As a child, he and his family were members of Central Synagogue, a Reform congregation in New York City. They also belonged to Temple Beth Or for the Deaf in Queens.

But he never had any idea what went on during services at Central Synagogue.

“It was pre-diversity, pre-access, pre-inclusivity…,” he said. “I would stand up when everyone stood up, and I would sit down when everyone would sit down. By the time I went to college I did not even know the basics of a service.”

His road to the rabbinate began with his introduction to the beat poets in high school, particularly Kerouac and Ginsberg. He said they asked questions about “seeking truth and meaning, about whether the physical, temporal world we see, feel, touch represented the sum total.”

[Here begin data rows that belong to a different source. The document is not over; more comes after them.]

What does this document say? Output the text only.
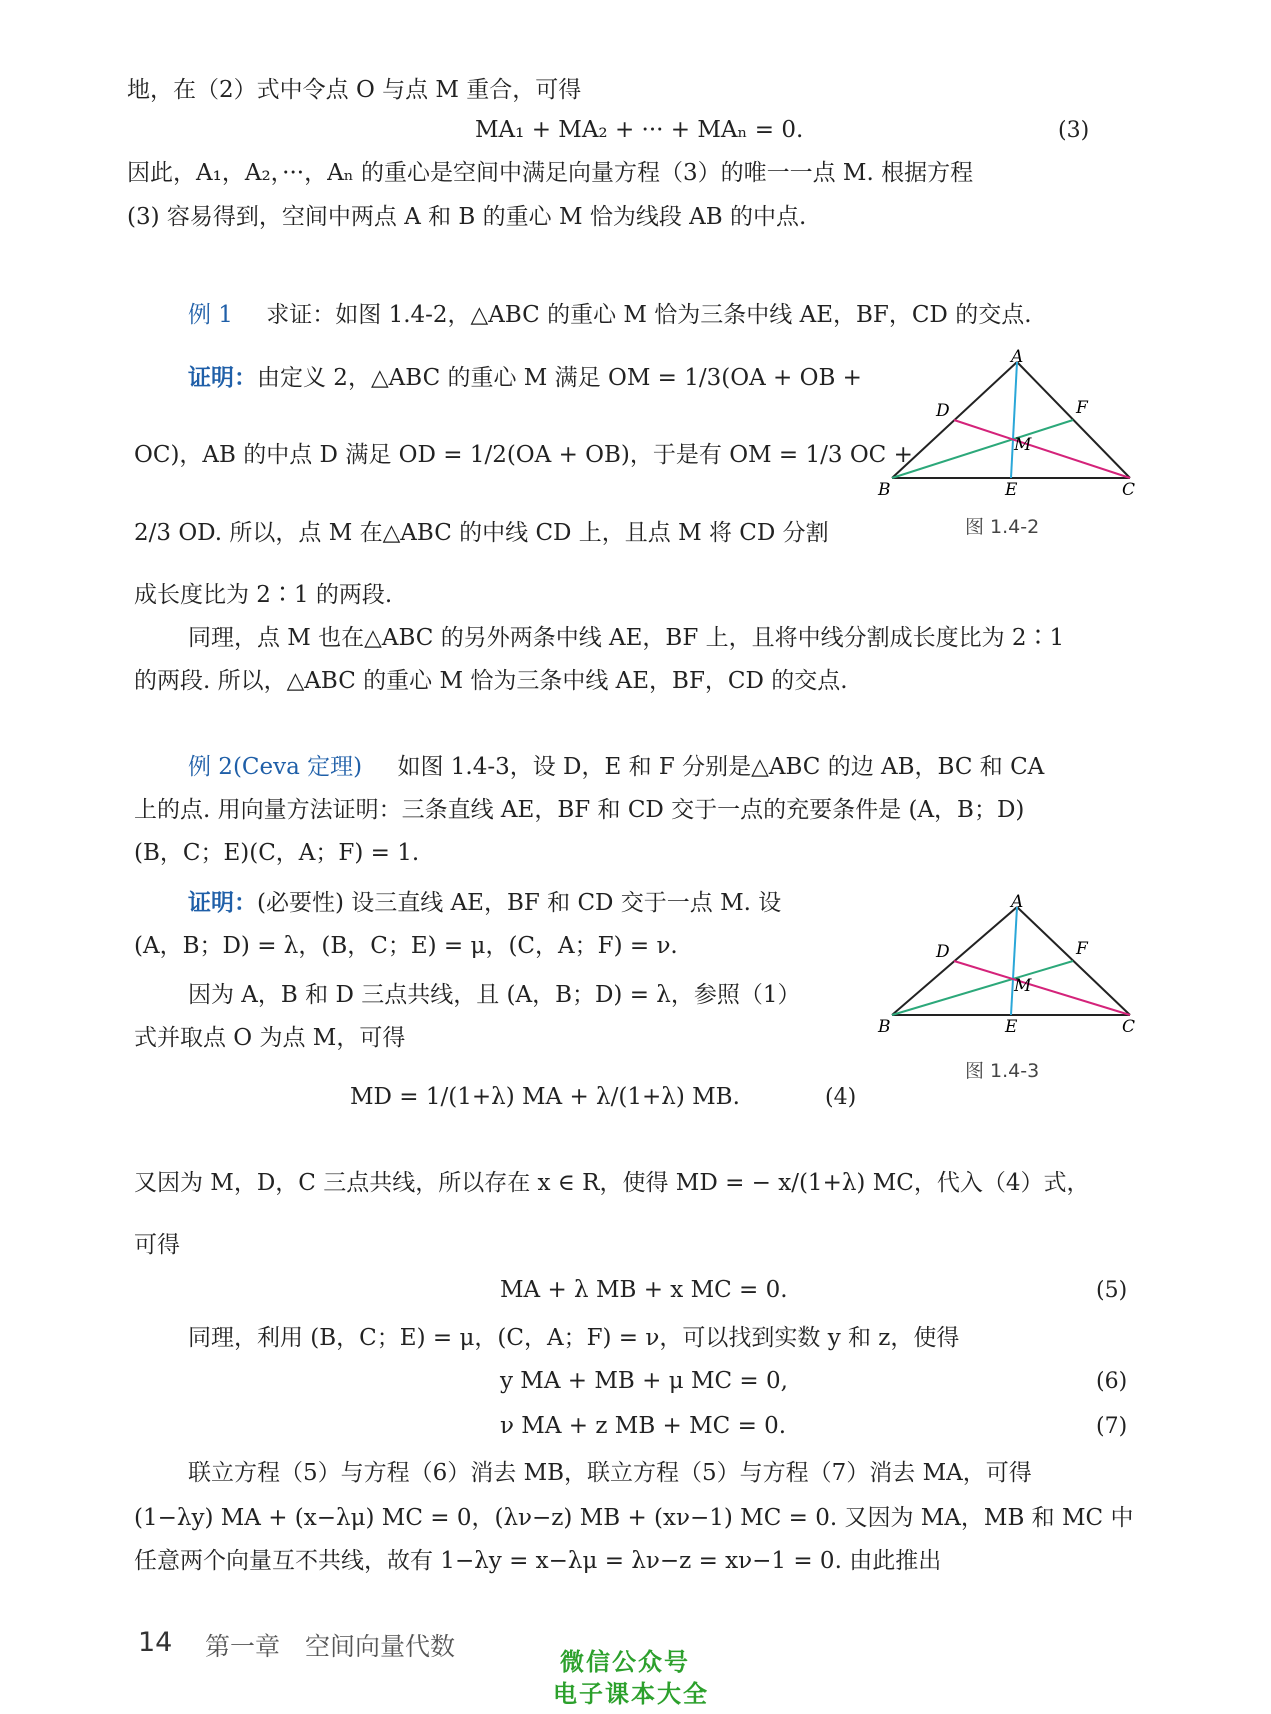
地，在（2）式中令点 O 与点 M 重合，可得
MA₁ + MA₂ + ··· + MAₙ = 0.	(3)
因此，A₁，A₂，···，Aₙ 的重心是空间中满足向量方程（3）的唯一一点 M. 根据方程
(3) 容易得到，空间中两点 A 和 B 的重心 M 恰为线段 AB 的中点.
例 1 求证：如图 1.4-2，△ABC 的重心 M 恰为三条中线 AE，BF，CD 的交点.
证明：由定义 2，△ABC 的重心 M 满足 OM = 1/3(OA + OB +
OC)，AB 的中点 D 满足 OD = 1/2(OA + OB)，于是有 OM = 1/3 OC +
2/3 OD. 所以，点 M 在△ABC 的中线 CD 上，且点 M 将 CD 分割
成长度比为 2∶1 的两段.
同理，点 M 也在△ABC 的另外两条中线 AE，BF 上，且将中线分割成长度比为 2∶1
的两段. 所以，△ABC 的重心 M 恰为三条中线 AE，BF，CD 的交点.
A
B	C
D
E
F
M
图 1.4-2
例 2(Ceva 定理) 如图 1.4-3，设 D，E 和 F 分别是△ABC 的边 AB，BC 和 CA
上的点. 用向量方法证明：三条直线 AE，BF 和 CD 交于一点的充要条件是 (A，B；D)
(B，C；E)(C，A；F) = 1.
证明：(必要性) 设三直线 AE，BF 和 CD 交于一点 M. 设
(A，B；D) = λ，(B，C；E) = μ，(C，A；F) = ν.
因为 A，B 和 D 三点共线，且 (A，B；D) = λ，参照（1）
式并取点 O 为点 M，可得
MD = 1/(1+λ) MA + λ/(1+λ) MB.	(4)
A
B	C
D
E
F
M
图 1.4-3
又因为 M，D，C 三点共线，所以存在 x ∈ R，使得 MD = − x/(1+λ) MC，代入（4）式，
可得
MA + λ MB + x MC = 0.	(5)
同理，利用 (B，C；E) = μ，(C，A；F) = ν，可以找到实数 y 和 z，使得
y MA + MB + μ MC = 0,	(6)
ν MA + z MB + MC = 0.	(7)
联立方程（5）与方程（6）消去 MB，联立方程（5）与方程（7）消去 MA，可得
(1−λy) MA + (x−λμ) MC = 0，(λν−z) MB + (xν−1) MC = 0. 又因为 MA，MB 和 MC 中
任意两个向量互不共线，故有 1−λy = x−λμ = λν−z = xν−1 = 0. 由此推出
14 第一章　空间向量代数
微信公众号
电子课本大全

He said he also felt dissatisfied with the world “in all its brokenness.” In college, he felt he could seek the truth only by exploring other religions. “I studied every tradition but my own.”

It was the dreadlocks he grew while touring with the National Theater for the Deaf that eventually brought him back. “I realized I was wearing what was perceived as a religious symbol,” he said, referring to the hair style often associated with the Rastafari movement.

He learned the dreadlocks’ origin is in the Nazirite tradition, as described in the Torah. A member of the Nazirites, he explained, is on “a seeker’s path to dedicate himself or herself to God,” Leigh said.

It was an idea he embraced for a while, not cutting his hair. Today, his hair is short, but he sees dreadlocks as akin to daily recitations of blessings whose aim is to remind people of the divine energy around them. He likens them to a kipa that never comes off, to the tzitzit flowing at his waist.

Eventually, Leigh began to pursue a PhD in religion at Columbia University, but realized within two weeks that he wanted to be a rabbi. “We were studying a piece of obscure text when I looked out the window and saw a homeless man. What does this have to do with feeding him?” he said.

With that, he switched gears and goals.

He was aware of the obstacles on the way to the pulpit. Could he learn to chant trop? Could he learn Hebrew? Would a seminary work with him to figure out how he could learn what he needed to without having to lower standards for him?

Two seminaries were willing to work with him; he picked RRC and learned that though he’ll never be a hazan, he can chant from the Torah. He can’t handle conversational Hebrew but he’s fine with Hebrew texts for study purposes. And no one ever needed to lower their standards for him.

Although he is at a hearing congregation, he maintains his ties to the deaf Jewish community, and in August will serve as the liberal rabbi at the Jewish Deaf Congress’ National Convention, which will be held in Princeton.

Now his goal is “to do what we can to repair the brokenness in the world. As much pain or joy as there is in the world is not known. We can support each other and in doing so we can make our lives meaningful and rich.”